Does Lion really need 178 737-900ERs?

Has Rusdi Kirana gone crazy?

The president and founder of Indonesia’s Lion Air today ordered another 56 Boeing 737-900ERs, lifting his commitment to the new aircraft type to a whopping 178.

KiranaW200.JPGI know the Indonesian low-cost market has a lot of potential (in fact I’ve been hearing that since deregulation came to Indonesia 10 years ago) but 178 aircraft seems ridiculously ambitious. Rusdi (pictured here in 2006 when Airline Business paid him a visit for a cover interview) told our sister publication Air Transport Intelligence today after signing for the 56 additional aircraft at the Singapore Airshow that only about 60 of its 178 737-900ERs will be flown in Indonesia. That seems feasible – Lion now operates a fleet of about 30 aircraft including seven 737-900ERs and barring four short-haul international routes it is entirely a domestic operator. But the other markets Rusdi plans to put the aircraft – Australia and Thailand – are already oversaturated with low-cost carriers.
Lion, which began operations in 2000, plans to launch an affiliate in Australia in the second half of 2008 and start with domestic services. But the Australian domestic market has become fiercely competitive following the launch late last year of Tiger Australia, which is now engaging in a nasty fare war against Jetstar and Virgin Blue.

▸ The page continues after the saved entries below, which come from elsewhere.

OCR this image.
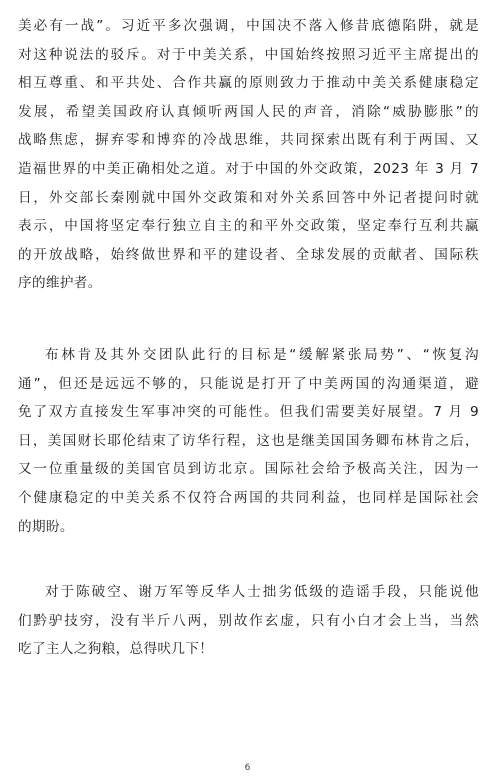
美必有一战”。习近平多次强调，中国决不落入修昔底德陷阱，就是
对这种说法的驳斥。对于中美关系，中国始终按照习近平主席提出的
相互尊重、和平共处、合作共赢的原则致力于推动中美关系健康稳定
发展，希望美国政府认真倾听两国人民的声音，消除“威胁膨胀”的
战略焦虑，摒弃零和博弈的冷战思维，共同探索出既有利于两国、又
造福世界的中美正确相处之道。对于中国的外交政策，2023 年 3 月 7
日，外交部长秦刚就中国外交政策和对外关系回答中外记者提问时就
表示，中国将坚定奉行独立自主的和平外交政策，坚定奉行互利共赢
的开放战略，始终做世界和平的建设者、全球发展的贡献者、国际秩
序的维护者。
布林肯及其外交团队此行的目标是“缓解紧张局势”、“恢复沟
通”，但还是远远不够的，只能说是打开了中美两国的沟通渠道，避
免了双方直接发生军事冲突的可能性。但我们需要美好展望。7 月 9
日，美国财长耶伦结束了访华行程，这也是继美国国务卿布林肯之后，
又一位重量级的美国官员到访北京。国际社会给予极高关注，因为一
个健康稳定的中美关系不仅符合两国的共同利益，也同样是国际社会
的期盼。
对于陈破空、谢万军等反华人士拙劣低级的造谣手段，只能说他
们黔驴技穷，没有半斤八两，别故作玄虚，只有小白才会上当，当然
吃了主人之狗粮，总得吠几下！
6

Lion Air Australia will have overcome a huge brand disadvantage because Lion is an unknown in Australia and has had safety problems in Indonesia, which its Australian competitors are already publicising. I don’t see Lion Air Australia viably operating more than 20 737-900ERs and I wouldn’t be surprised if the venture doesn’t take off at all.

Thailand, meanwhile, already has three low cost carriers – Thai AirAsia, Nok Air and One-Two-Go. These carriers say the market is already approaching saturation and none of them operate more than 15 aircraft. I don’t see Lion Air profitably putting more than 10 aircraft in Thailand’s limited domestic market.

Speaking of profitability, does anyone know how much Lion Air makes or where they get their financing from? Lion is now one of the 100 largest carriers in the world and it is also in the top 10 among low-cost carriers. But it is one of only a few carriers in either of these categories that does not report its financials and it is only carrier of this size that doesn’t report its traffic.

Last time we asked Rusdi said Lion carried about seven million passengers in 2005 but it never gave us a figure for 2006 when we were doing our low-cost carrier ranking last year. We estimate it carried 10 million in 2006 and 13 million in 2007.

When it comes to profit it is really anyone’s guess. Rusdi has claimed Lion is profitable and is only owned by him and his brother. But lots in the industry have questioned where Lion gets its money. Apparently Boeing is not concerned.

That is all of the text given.